All three providers implement all 8 protocols.

InMemoryMemoryProvider

Zero-dependency, great for tests and development:

from cognitia.memory import InMemoryMemoryProvider

memory = InMemoryMemoryProvider()

# Store a fact
await memory.upsert_fact("user_1", "name", "Alice")

# Retrieve facts
facts = await memory.get_facts("user_1")
print(facts)  # {"name": "Alice"}

# Store a message
await memory.save_message("user_1", "topic_1", "user", "Hello!")

# Get messages
messages = await memory.get_messages("user_1", "topic_1", limit=10)

Data lives in memory and is lost when the process exits.

PostgresMemoryProvider

Production-ready with SQLAlchemy async:

from sqlalchemy.ext.asyncio import create_async_engine, async_sessionmaker
from cognitia.memory import PostgresMemoryProvider

engine = create_async_engine("postgresql+asyncpg://user:pass@localhost/db")
session_factory = async_sessionmaker(engine, expire_on_commit=False)

memory = PostgresMemoryProvider(session_factory)

Requires pip install cognitia[postgres].

Schema

Tables are managed by the application (via Alembic or raw SQL). Required tables:

  • messages (user_id, topic_id, role, content, metadata, created_at)
  • facts (user_id, topic_id, key, value, source, updated_at)
  • goals (user_id, topic_id, data, created_at)
  • summaries (user_id, topic_id, summary, messages_covered, created_at)
  • users (external_id, user_id, created_at)
  • session_state (user_id, topic_id, role_id, active_skill_ids, prompt_hash)
  • phase_state (user_id, phase, notes, updated_at)
  • tool_events (user_id, event_data, created_at)

SQLiteMemoryProvider

Lightweight persistence without a database server:

from cognitia.memory import SQLiteMemoryProvider

memory = SQLiteMemoryProvider(db_path="./agent.db")
# Tables are created automatically on first use

Requires pip install cognitia[sqlite].

Choosing a Provider

Provider Persistence Setup Best For
InMemory None Zero Tests, prototyping
SQLite File-based Minimal Single-user apps, CLIs
PostgreSQL Full Database Production, multi-user

Dependency Injection

All providers implement the same protocols. Swap with one line:

# Development
memory = InMemoryMemoryProvider()

# Production
memory = PostgresMemoryProvider(session_factory)

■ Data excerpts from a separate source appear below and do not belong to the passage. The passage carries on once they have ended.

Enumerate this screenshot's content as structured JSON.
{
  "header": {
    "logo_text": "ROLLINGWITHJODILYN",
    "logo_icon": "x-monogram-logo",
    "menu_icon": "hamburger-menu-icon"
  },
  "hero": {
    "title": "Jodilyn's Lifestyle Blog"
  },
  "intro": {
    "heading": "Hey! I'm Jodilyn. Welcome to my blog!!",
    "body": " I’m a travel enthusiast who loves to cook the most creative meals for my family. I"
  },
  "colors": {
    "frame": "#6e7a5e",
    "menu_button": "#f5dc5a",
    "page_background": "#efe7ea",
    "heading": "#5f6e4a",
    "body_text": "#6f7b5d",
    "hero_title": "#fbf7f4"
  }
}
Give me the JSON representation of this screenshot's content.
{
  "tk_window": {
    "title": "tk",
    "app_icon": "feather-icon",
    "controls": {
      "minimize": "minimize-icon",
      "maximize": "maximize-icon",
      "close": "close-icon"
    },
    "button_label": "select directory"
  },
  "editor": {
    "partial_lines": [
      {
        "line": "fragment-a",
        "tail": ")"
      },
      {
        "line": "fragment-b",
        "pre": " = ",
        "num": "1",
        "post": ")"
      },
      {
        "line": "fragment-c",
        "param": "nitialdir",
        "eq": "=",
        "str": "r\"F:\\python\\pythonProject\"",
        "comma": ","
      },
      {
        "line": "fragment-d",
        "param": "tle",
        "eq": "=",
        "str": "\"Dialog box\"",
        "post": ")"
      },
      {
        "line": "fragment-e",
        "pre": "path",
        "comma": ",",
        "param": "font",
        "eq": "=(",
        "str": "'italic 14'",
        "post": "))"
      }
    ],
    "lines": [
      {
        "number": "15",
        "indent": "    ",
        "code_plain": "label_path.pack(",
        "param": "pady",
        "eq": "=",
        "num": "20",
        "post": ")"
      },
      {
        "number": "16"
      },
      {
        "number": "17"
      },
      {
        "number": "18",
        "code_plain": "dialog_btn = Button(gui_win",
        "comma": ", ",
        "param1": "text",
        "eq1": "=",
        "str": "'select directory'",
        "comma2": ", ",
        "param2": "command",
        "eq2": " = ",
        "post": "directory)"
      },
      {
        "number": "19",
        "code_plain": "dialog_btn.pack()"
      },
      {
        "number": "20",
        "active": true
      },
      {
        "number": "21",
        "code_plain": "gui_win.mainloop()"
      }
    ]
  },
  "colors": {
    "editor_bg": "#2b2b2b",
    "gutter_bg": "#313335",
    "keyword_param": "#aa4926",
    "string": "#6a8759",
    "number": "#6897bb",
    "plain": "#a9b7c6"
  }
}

# Your code uses protocols, not concrete classes:
async def save_user_fact(store: FactStore, user_id: str):
    await store.upsert_fact(user_id, "onboarded", "true")

Data Types

The memory module uses these core data types (cognitia.memory.types):

Type Fields Purpose
MemoryMessage role, content, tool_calls A single message in conversation history
UserProfile user_id, facts, created_at User identity with extracted facts
GoalState goal_id, title, target_amount, current_amount, phase, plan, is_main User goal tracking
PhaseState user_id, phase, notes Current conversation phase
ToolEvent topic_id, tool_name, input_json, output_json, latency_ms Tool usage audit entry

Summarization

Cognitia includes two summarizers for managing conversation history.

TemplateSummaryGenerator

Zero-dependency, formats recent messages as a bullet list:

from cognitia.memory.summarizer import TemplateSummaryGenerator
from cognitia.memory.types import MemoryMessage

summarizer = TemplateSummaryGenerator(max_messages=20, max_message_chars=200)

messages = [
    MemoryMessage(role="user", content="What's the weather?"),
    MemoryMessage(role="assistant", content="It's sunny today."),
]
summary = summarizer.summarize(messages)
# "- [user]: What's the weather?\n- [assistant]: It's sunny today."

LlmSummaryGenerator

Uses an LLM call for richer summaries with automatic fallback to TemplateSummaryGenerator on error:

from cognitia.memory.llm_summarizer import LlmSummaryGenerator

async def my_llm_call(prompt: str, text: str) -> str:
    # Your LLM integration here
    return await call_claude(prompt + "\n\n" + text)

summarizer = LlmSummaryGenerator(llm_call=my_llm_call)

# Sync (delegates to template fallback):
summary = summarizer.summarize(messages)

# Async (calls LLM, falls back on error):
summary = await summarizer.asummarize(messages)

If the LLM returns a response shorter than 50 characters or raises an exception, the template fallback is used automatically.

For long-term project memory that persists across sessions (plans, decisions, progress logs), see Memory Bank. Memory Bank is a separate capability with its own protocol and file-based API.